Oh, hey, can I scare you by telling you about a browser vulnerability you can’t do much about?
It’s been dubbed “clickjacking”, presumably because that term sounds catchy. In short, someone makes you click on something you didn’t expect. An example might be trying to click a button, but the clickjacker has created an invisible area on top of the button which is clicked instead.
Then, so reports say, the hacker might be able and willing to hijack your microphone and webcam.
How to defend yourself? At this point, you can switch to the Lynx browser (which is text-only). Disabling plug-ins (Flash, Java, etc.) and Javascript support also help. Note that both these measures cripple your web-browsing experience. (I personally am not bothering.)
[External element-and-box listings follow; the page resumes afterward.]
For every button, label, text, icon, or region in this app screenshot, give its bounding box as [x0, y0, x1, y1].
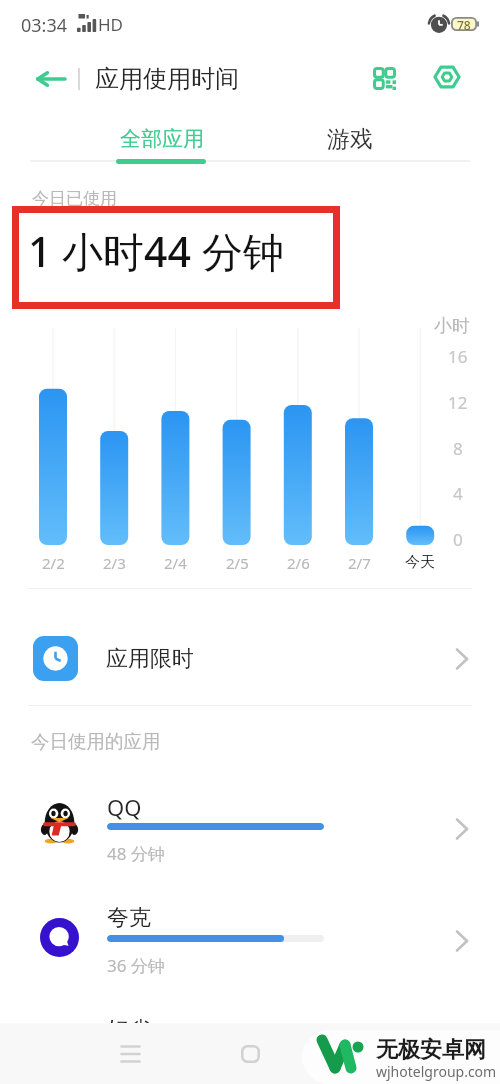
staticText: 2/6: [287, 553, 310, 573]
staticText: 2/7: [348, 553, 371, 573]
staticText: 8: [453, 437, 463, 460]
button[interactable]: 全部应用: [92, 118, 232, 160]
staticText: QQ: [107, 792, 142, 822]
staticText: 夸克: [107, 904, 151, 932]
staticText: 1 小时44 分钟: [28, 223, 284, 279]
staticText: 应用限时: [106, 645, 194, 673]
staticText: 12: [448, 391, 468, 414]
staticText: 今日已使用: [32, 188, 117, 209]
staticText: 小时: [434, 315, 470, 338]
staticText: 36 分钟: [107, 954, 165, 977]
staticText: 2/2: [42, 553, 65, 573]
staticText: 16: [448, 345, 468, 368]
button[interactable]: Scan QR code: [364, 58, 404, 98]
button[interactable]: 好省: [0, 996, 500, 1084]
button[interactable]: 应用限时: [0, 589, 500, 705]
staticText: 游戏: [327, 125, 373, 154]
staticText: 2/4: [164, 553, 187, 573]
button[interactable]: Settings: [427, 57, 467, 97]
button[interactable]: Recents: [102, 1023, 158, 1084]
staticText: 78: [457, 17, 471, 31]
staticText: 48 分钟: [107, 842, 165, 865]
button[interactable]: Home: [222, 1023, 278, 1084]
staticText: 应用使用时间: [95, 64, 239, 94]
staticText: 今日使用的应用: [31, 730, 161, 753]
staticText: 2/3: [103, 553, 126, 573]
button[interactable]: 游戏: [300, 118, 400, 160]
staticText: 好省: [107, 1016, 151, 1044]
staticText: 03:34: [21, 13, 68, 38]
button[interactable]: Back: [26, 59, 76, 99]
staticText: 0: [453, 528, 463, 551]
staticText: 无极安卓网: [376, 1036, 486, 1064]
staticText: 4: [453, 482, 463, 505]
staticText: HD: [98, 13, 124, 36]
staticText: wjhotelgroup.com: [376, 1062, 497, 1081]
button[interactable]: QQ: [0, 772, 500, 884]
staticText: 2/5: [226, 553, 249, 573]
staticText: 全部应用: [120, 126, 204, 152]
staticText: 今天: [405, 553, 435, 572]
button[interactable]: 夸克: [0, 884, 500, 996]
And, despite the post’s title, the employees of LEP are not interested in making you a target for this attack. Considering the demographic, we’re just not that eager to sneak a peak off your webcam.
If someone wants to watch me blankly staring at my screen they can have at it. I don’t usually talk to my computer. Maybe an expletive here and there.
Actually, I was talking to my Russian friend, who’s involved in “warez”, “torrentz”, and “pr0n”. He said that pictures of men in their late 60’s staring at their computers are very popular, and he nets a cool $500K/year selling them.
Premium are the ones where their moms walk in and bust them pulling beef jerky.
Chron.com pulls a similar trick – Flash ads over front page and on selected articles. I saw a Macy’s coupon float over then disappear. Hover article links and the underline does not appear. if I click, a new page opens to macys.com.
It’s annoying, but refreshing the page fixes it.